The fact that MioTTS sample generation uses T5Gemma-TTS and Gemini 2.5 Pro TTS as reference audio suggests that the earlier project experience carried over into MioTTS.
Comparison with other open-source TTS projects
Here is a quick comparison with recently released open-source TTS systems.
| Project | Architecture | Japanese | Parameters | Inference framework |
|---|---|---|---|---|
| MioTTS | Decoder-only LLM + custom codec | Supported | 0.1B-2.6B | llama.cpp, Ollama, vLLM |
| Qwen3-TTS | Discrete multi-codebook LM | Supported | 0.6B-1.7B | Dedicated |
| CosyVoice 3 | LLM + DiT Flow Matching | Supported | - | Dedicated |
| Kokoro | StyleTTS2-based | Supported | 82M | Dedicated |
The biggest differentiator for MioTTS is that it can use existing LLM inference frameworks unchanged. TTS models that can be converted to GGUF and run in llama.cpp are still rare. For edge devices and local deployments, that compatibility is a major practical advantage.

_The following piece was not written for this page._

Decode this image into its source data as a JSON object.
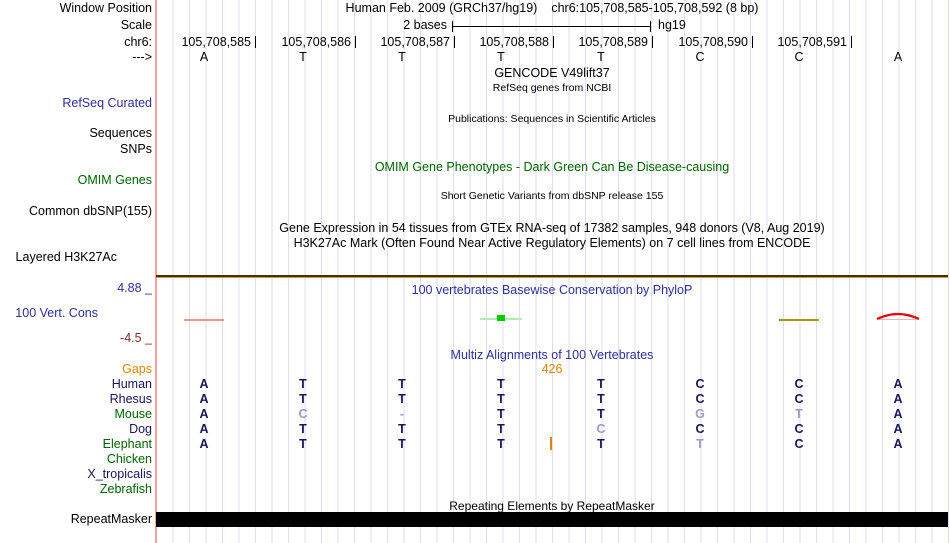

It is also unusual as a personal project because it is built completely from scratch starting at the codec level. Most people would reuse existing codecs such as Encodec, DAC, or SpeechTokenizer, but this project instead trained a kanade-based codec on 88,000 hours of data and prepared both 24kHz and 44.1kHz variants.